Each time you prompt an AI model, it requires energy. AI models use the same powerful GPU processors as gaming computers since they need to run multiple processes in parallel. GPUs tend to cost more to build than traditional CPU servers for a whole bunch of complicated reasons we won’t get into here. This doesn’t necessarily apply if you use something like Stable Diffusion, which can be installed directly on your own computer or smartphone, you don’t have to worry about this as much. AI is expensive to train in the first place because it requires a lot of fine-tuning, but it also comes with additional marginal costs each time it is invoked.

Even if you have the most efficient GPU models being trained on the most optimized dataset, energy is expensive. This is why the pro tier of MidJourney costs $48 per month. OpenAI Microsoft is spending a lot of money to keep ChatGPT free.

Part of me finds comfort in this idea — it leads me to think that AGI will never come to fruition because of how insanely high the electric bill would probably be. Right now, AI models only require marginal amounts of energy upon being prompted (like magic), but an artificial general intelligence that has agency would need to constantly be running, right?
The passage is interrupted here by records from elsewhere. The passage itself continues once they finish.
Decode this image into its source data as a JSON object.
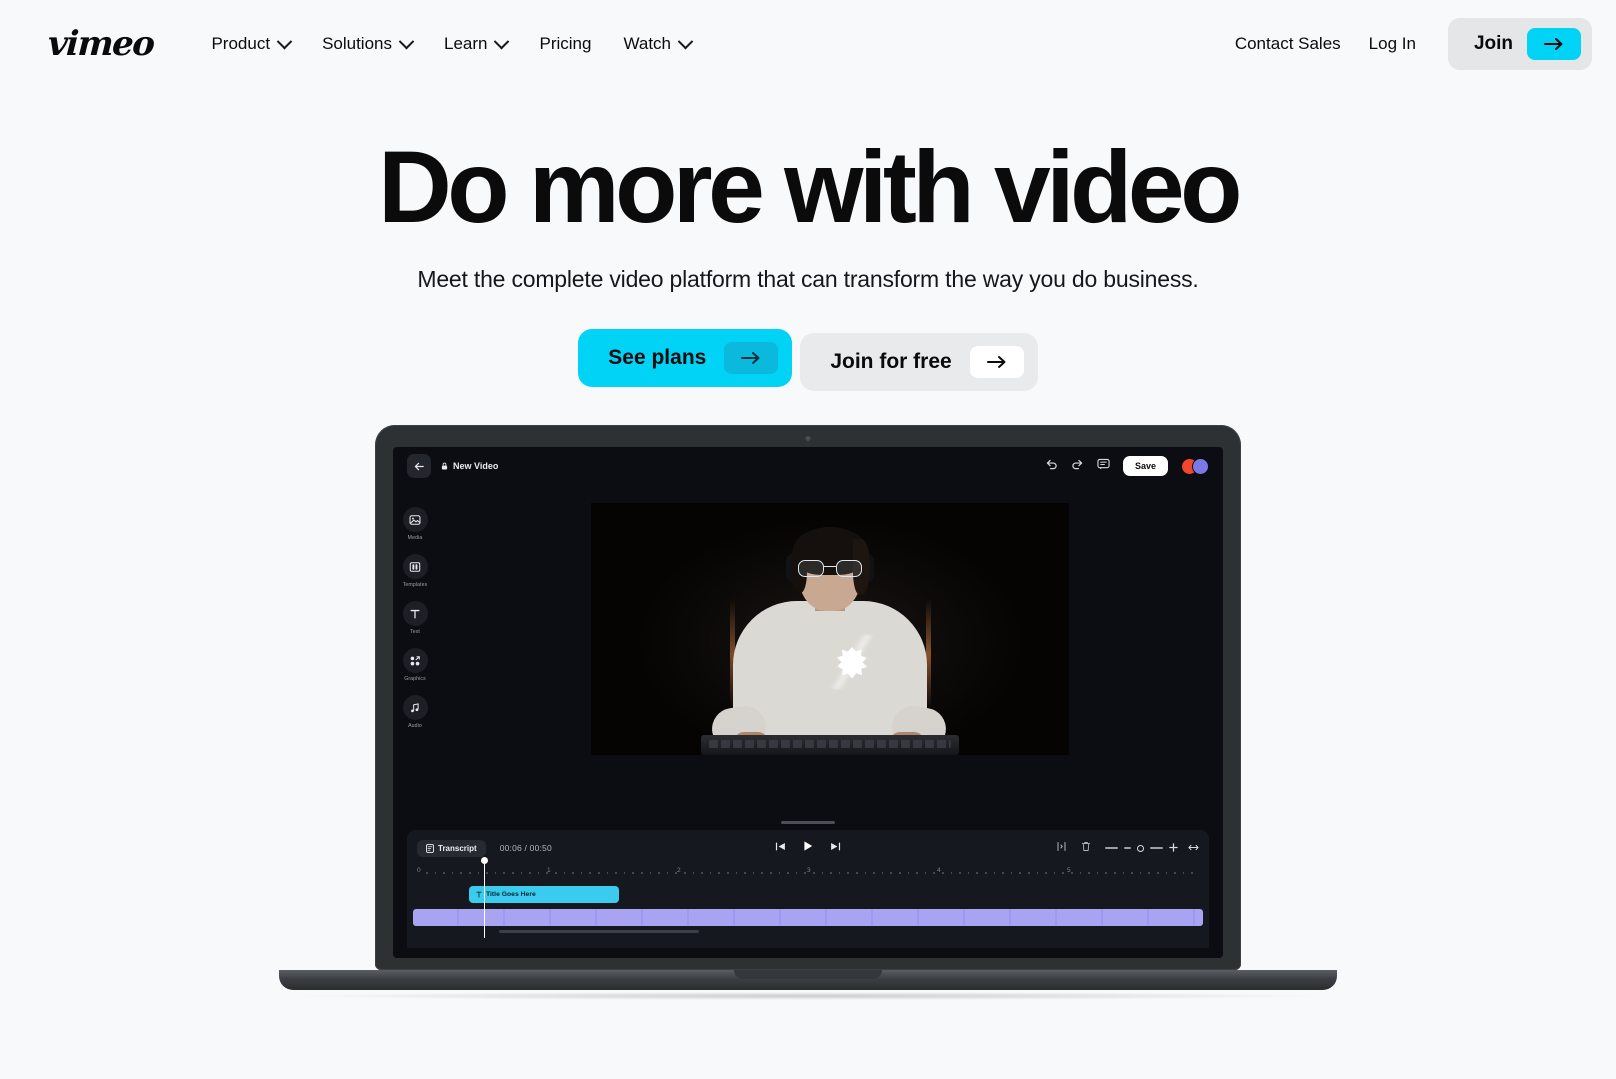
{
  "brand": {
    "logo_text": "vimeo",
    "accent": "#00D3F6",
    "surface": "#F8F9FA"
  },
  "header": {
    "nav": [
      {
        "label": "Product",
        "has_caret": true
      },
      {
        "label": "Solutions",
        "has_caret": true
      },
      {
        "label": "Learn",
        "has_caret": true
      },
      {
        "label": "Pricing",
        "has_caret": false
      },
      {
        "label": "Watch",
        "has_caret": true
      }
    ],
    "contact_sales": "Contact Sales",
    "log_in": "Log In",
    "join": "Join"
  },
  "hero": {
    "heading": "Do more with video",
    "subheading": "Meet the complete video platform that can transform the way you do business.",
    "primary_cta": "See plans",
    "secondary_cta": "Join for free"
  },
  "editor": {
    "doc_title": "New Video",
    "lock_icon": "lock-icon",
    "back_icon": "arrow-left-icon",
    "undo_icon": "undo-icon",
    "redo_icon": "redo-icon",
    "comment_icon": "comment-icon",
    "save_label": "Save",
    "avatars": [
      {
        "name": "avatar-1",
        "color": "#F2452E"
      },
      {
        "name": "avatar-2",
        "color": "#7B79E8"
      }
    ],
    "rail": [
      {
        "label": "Media",
        "icon": "image-icon"
      },
      {
        "label": "Templates",
        "icon": "layout-icon"
      },
      {
        "label": "Text",
        "icon": "text-icon"
      },
      {
        "label": "Graphics",
        "icon": "shapes-icon"
      },
      {
        "label": "Audio",
        "icon": "music-note-icon"
      }
    ],
    "timeline": {
      "transcript_label": "Transcript",
      "timecode": "00:06 / 00:50",
      "playback": [
        "skip-back-icon",
        "play-icon",
        "skip-forward-icon"
      ],
      "tools": [
        "split-icon",
        "trash-icon"
      ],
      "zoom": {
        "minus": "−",
        "plus": "+",
        "fit_icon": "fit-icon"
      },
      "ruler_ticks": [
        "0",
        "1",
        "2",
        "3",
        "4",
        "5"
      ],
      "clips": [
        {
          "name": "title-clip",
          "label": "Title Goes Here",
          "icon": "text-icon",
          "color": "#3ACBEF"
        },
        {
          "name": "video-clip",
          "label": "",
          "color": "#A9A4F2"
        }
      ]
    }
  }
}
At the very least, we can count on the forces of capitalism to notice the rise of AGI as soon as it happens because of the sudden increase in energy bills.

This is just one way of looking at it

These are still the early days of generative AI, and we have no idea how fast things could evolve. I might look back on this in a few months and laugh at how silly it was. AI is going to lead us to develop entirely new philosophies and approaches to interacting with the world; I particularly enjoyed this alternate perspective from L-Space Diaries that takes the idea of prompts as spells one step further by looking at prompts as portals into an alternate universe.

As artificial intelligence helps us continue to push the limits and even the meaning of innovation, we’re going to have to adopt new mindsets, mental models, and perhaps create new styles of living.

For now, approaching generative AI as magic — and thinking of ourselves as spell-casters — is a fun and pragmatic perspective for understanding and leveraging this new technology.